Nesse requerimento é pedida a quantia de € 393,70, de capital; € 11,42, de juros, € 100,00, de “outras quantias” e € 76,50, num total de € 581,62.
O contrato que serve de base ao pedido respeita à prestação de serviços de telecomunicações e às mensalidades cobradas e não pagas.
Foi proferido despacho, a 11.4.2024, com o seguinte teor:
«Convida-se a exequente a vir esclarecer, dos valores que reclama e diz “dependente de simples cálculo aritmético”, quais os que respeitam às quantias exigíveis nos termos do art. 33.º n.º 4 da L. 32/2014 e quais as que reclama ao abrigo do disposto no art. 26.º n.º 3 al. c) do RCP.
Mais deverá esclarecer, dos valores que reclama no procedimento de injunção, qual o que respeita à invocada cláusula penal.»
Por requerimento de 24.4.2024, veio a exequente dizer o seguinte:
«A Autora não peticiona qualquer valor a título de indemnização pelo incumprimento do contrato.

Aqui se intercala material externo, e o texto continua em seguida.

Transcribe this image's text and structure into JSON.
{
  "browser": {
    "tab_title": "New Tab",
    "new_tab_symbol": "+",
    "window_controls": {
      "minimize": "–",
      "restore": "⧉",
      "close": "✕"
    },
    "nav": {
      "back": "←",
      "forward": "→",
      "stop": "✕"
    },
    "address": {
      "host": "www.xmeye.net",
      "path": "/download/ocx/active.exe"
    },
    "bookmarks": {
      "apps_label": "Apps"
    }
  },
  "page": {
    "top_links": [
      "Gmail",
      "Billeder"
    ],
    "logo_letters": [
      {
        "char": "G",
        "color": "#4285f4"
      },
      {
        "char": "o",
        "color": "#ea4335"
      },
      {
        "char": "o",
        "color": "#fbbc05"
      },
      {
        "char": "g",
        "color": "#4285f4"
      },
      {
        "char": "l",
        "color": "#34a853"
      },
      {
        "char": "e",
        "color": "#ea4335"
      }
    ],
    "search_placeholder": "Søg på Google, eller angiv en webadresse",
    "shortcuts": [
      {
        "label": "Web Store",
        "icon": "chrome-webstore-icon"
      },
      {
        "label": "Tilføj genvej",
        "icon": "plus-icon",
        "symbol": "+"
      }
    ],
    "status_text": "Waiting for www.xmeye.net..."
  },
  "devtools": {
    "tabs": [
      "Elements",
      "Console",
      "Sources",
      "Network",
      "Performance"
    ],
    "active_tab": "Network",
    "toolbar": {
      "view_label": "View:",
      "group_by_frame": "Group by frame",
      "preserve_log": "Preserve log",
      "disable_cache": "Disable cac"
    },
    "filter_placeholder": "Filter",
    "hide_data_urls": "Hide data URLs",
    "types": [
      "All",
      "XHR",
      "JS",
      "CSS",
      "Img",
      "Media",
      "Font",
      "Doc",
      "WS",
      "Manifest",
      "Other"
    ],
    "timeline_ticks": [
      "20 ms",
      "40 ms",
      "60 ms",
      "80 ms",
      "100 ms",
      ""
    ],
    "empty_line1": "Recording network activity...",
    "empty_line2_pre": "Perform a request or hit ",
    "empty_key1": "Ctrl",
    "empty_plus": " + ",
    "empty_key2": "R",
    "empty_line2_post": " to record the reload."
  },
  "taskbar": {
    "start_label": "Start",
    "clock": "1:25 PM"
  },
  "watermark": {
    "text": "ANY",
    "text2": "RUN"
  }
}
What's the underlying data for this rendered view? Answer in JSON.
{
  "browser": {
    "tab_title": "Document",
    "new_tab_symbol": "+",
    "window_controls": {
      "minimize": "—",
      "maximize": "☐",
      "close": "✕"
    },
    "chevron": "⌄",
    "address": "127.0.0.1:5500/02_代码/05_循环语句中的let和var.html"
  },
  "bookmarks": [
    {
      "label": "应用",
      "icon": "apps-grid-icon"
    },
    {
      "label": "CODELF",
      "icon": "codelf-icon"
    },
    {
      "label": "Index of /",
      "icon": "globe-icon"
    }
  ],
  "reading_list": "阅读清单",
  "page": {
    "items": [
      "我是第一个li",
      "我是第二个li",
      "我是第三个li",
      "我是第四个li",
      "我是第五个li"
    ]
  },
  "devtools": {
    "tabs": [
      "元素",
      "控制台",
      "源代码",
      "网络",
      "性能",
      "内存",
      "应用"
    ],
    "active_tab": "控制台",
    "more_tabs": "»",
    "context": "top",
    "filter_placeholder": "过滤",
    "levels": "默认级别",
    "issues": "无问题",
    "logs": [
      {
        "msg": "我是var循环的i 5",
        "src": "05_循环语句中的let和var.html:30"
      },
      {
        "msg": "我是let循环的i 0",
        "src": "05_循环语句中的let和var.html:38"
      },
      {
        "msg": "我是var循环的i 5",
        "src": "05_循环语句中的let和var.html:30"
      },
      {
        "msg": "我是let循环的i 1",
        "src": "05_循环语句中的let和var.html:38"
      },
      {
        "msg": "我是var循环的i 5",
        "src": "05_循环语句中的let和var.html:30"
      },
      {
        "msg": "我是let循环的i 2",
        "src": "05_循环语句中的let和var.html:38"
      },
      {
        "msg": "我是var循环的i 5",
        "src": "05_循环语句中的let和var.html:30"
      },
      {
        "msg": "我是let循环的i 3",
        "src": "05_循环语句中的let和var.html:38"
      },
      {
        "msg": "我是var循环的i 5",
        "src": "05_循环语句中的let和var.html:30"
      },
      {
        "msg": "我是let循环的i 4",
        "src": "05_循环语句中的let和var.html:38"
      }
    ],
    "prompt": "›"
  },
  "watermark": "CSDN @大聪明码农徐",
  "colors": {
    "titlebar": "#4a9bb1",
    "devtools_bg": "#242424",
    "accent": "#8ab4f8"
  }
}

O valor dependente de simples cálculo aritmético resulta da soma das seguintes rubricas:
• Taxa de justiça Pepex: 94,10 Euros - Art. 33.º n.º 4 da L. 32/2014
• Custas de parte: 19,13 Euros - Art. 26.º n.º 3 al. c) do RCP
• Juros compulsórios: 13,94 Euros
• Juros da Execução: 45,13 Euros»
Veio a ser proferido despacho, datado de 30.4.2024, o qual indeferiu liminarmente a execução relativamente aos € 100, 00, por considerar que, tendo sido indicados como encargos relativos à indemnização pelo incumprimento contratual, exorbitam da noção de “cumprimento de obrigação pecuniária” prevista no art. 1.º do DL 269/98. Indeferiu, de igual forma, a execução quanto à quantia de € 19.13, quanto a custas de parte.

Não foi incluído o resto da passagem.